Saturday, September 15, 2012

Dive Rite Classic Reel

When setting out to buy your own gear, it can be overwhelming with all the things you "should" get and those you "need." In the end, you don't need anything as most places have rental gear. Some will nickel and dime you for a snorkel, weights, mask ect. At Coconut Tree Divers you pay $35 per tank and that includes all your gear. If you have your own gear then the dives are $30 per tank. The point being that you can rent the gear, but it is nice to have your own.
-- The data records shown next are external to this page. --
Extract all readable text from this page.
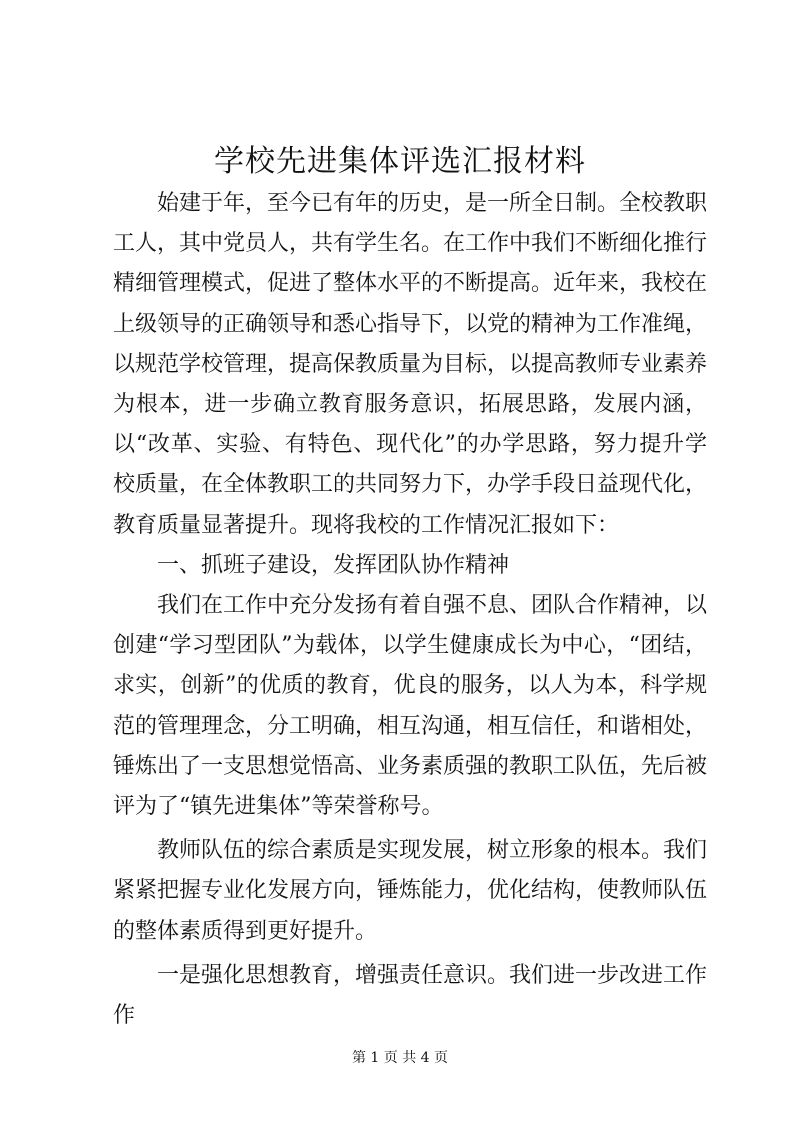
学校先进集体评选汇报材料

始建于年，至今已有年的历史，是一所全日制。全校教职工人，其中党员人，共有学生名。在工作中我们不断细化推行精细管理模式，促进了整体水平的不断提高。近年来，我校在上级领导的正确领导和悉心指导下，以党的精神为工作准绳，以规范学校管理，提高保教质量为目标，以提高教师专业素养为根本，进一步确立教育服务意识，拓展思路，发展内涵，以“改革、实验、有特色、现代化”的办学思路，努力提升学校质量，在全体教职工的共同努力下，办学手段日益现代化，教育质量显著提升。现将我校的工作情况汇报如下：

一、抓班子建设，发挥团队协作精神

我们在工作中充分发扬有着自强不息、团队合作精神，以创建“学习型团队”为载体，以学生健康成长为中心，“团结，求实，创新”的优质的教育，优良的服务，以人为本，科学规范的管理理念，分工明确，相互沟通，相互信任，和谐相处，锤炼出了一支思想觉悟高、业务素质强的教职工队伍，先后被评为了“镇先进集体”等荣誉称号。

教师队伍的综合素质是实现发展，树立形象的根本。我们紧紧把握专业化发展方向，锤炼能力，优化结构，使教师队伍的整体素质得到更好提升。

一是强化思想教育，增强责任意识。我们进一步改进工作作

第 1 页 共 4 页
Where does a reel end up in the things you need list? For us it is quite high as we do drift dives on a regular basis. For cave, tec, and  wreck divers it's a must. In our divemaster trainee program we make sure they know how to deploy them without being pulled to the surface by the surface marker buoy. If you are headed down to do your PADI Divemaster course with us, you will need one. It can be as simple as a finger reel, but you will need one. Gone are the days of wrapping 20ft of line to a 2 lb. weight. It's gone from our shop anyhow.  If you end up getting separated from your divegroup it is not a bad idea to have your own signaling device. In a high boat traffic area you are better off sending the marker buoy to the surface before you reach it and hopefully avoiding getting run over. It happens, and having a signal device floating on the surface is no guarantee that some yahoo will not head your way. At one point Rags had to push off the oncoming boat whose captain was paying no attention. And yes she did have an SMB deployed. For the most part, boat captains in Roatan respect them for what they represent, Divers Below. That’s my case for purchasing a reel and marker buoy. This review boils down to an endorsement of one that has been with me for over 4 years.
The Dive Rite Classic Safety Reel can be purchased at; DiveGearExpress for under $45. It has over 100 ft of line. You can now choose the color from white or orange for the line. There’s nothing better than an orange and blue reel, is there?  I’m rooting for the Florida Gators tonight against the Volunteers.

What you might be careful with is the lock down screw. It’s what keeps the reel from unraveling. If you unscrew it too much it will come right off. It's a pain when it comes out all the way as it's made of plastic. After a couple of time of going back in the plastic gets chewed up. Luckily you can purchase them  for about a $1. Apparently this has been addressed in the newer version of the DR Classic Safety Reel. The other consideration is for the actual SMB. How you attach it will help you stay streamlined and keep it from getting caught up while diving sites like Canyon Reef and Hole in the Wall. I use a wrist band and attach it to the reel itself.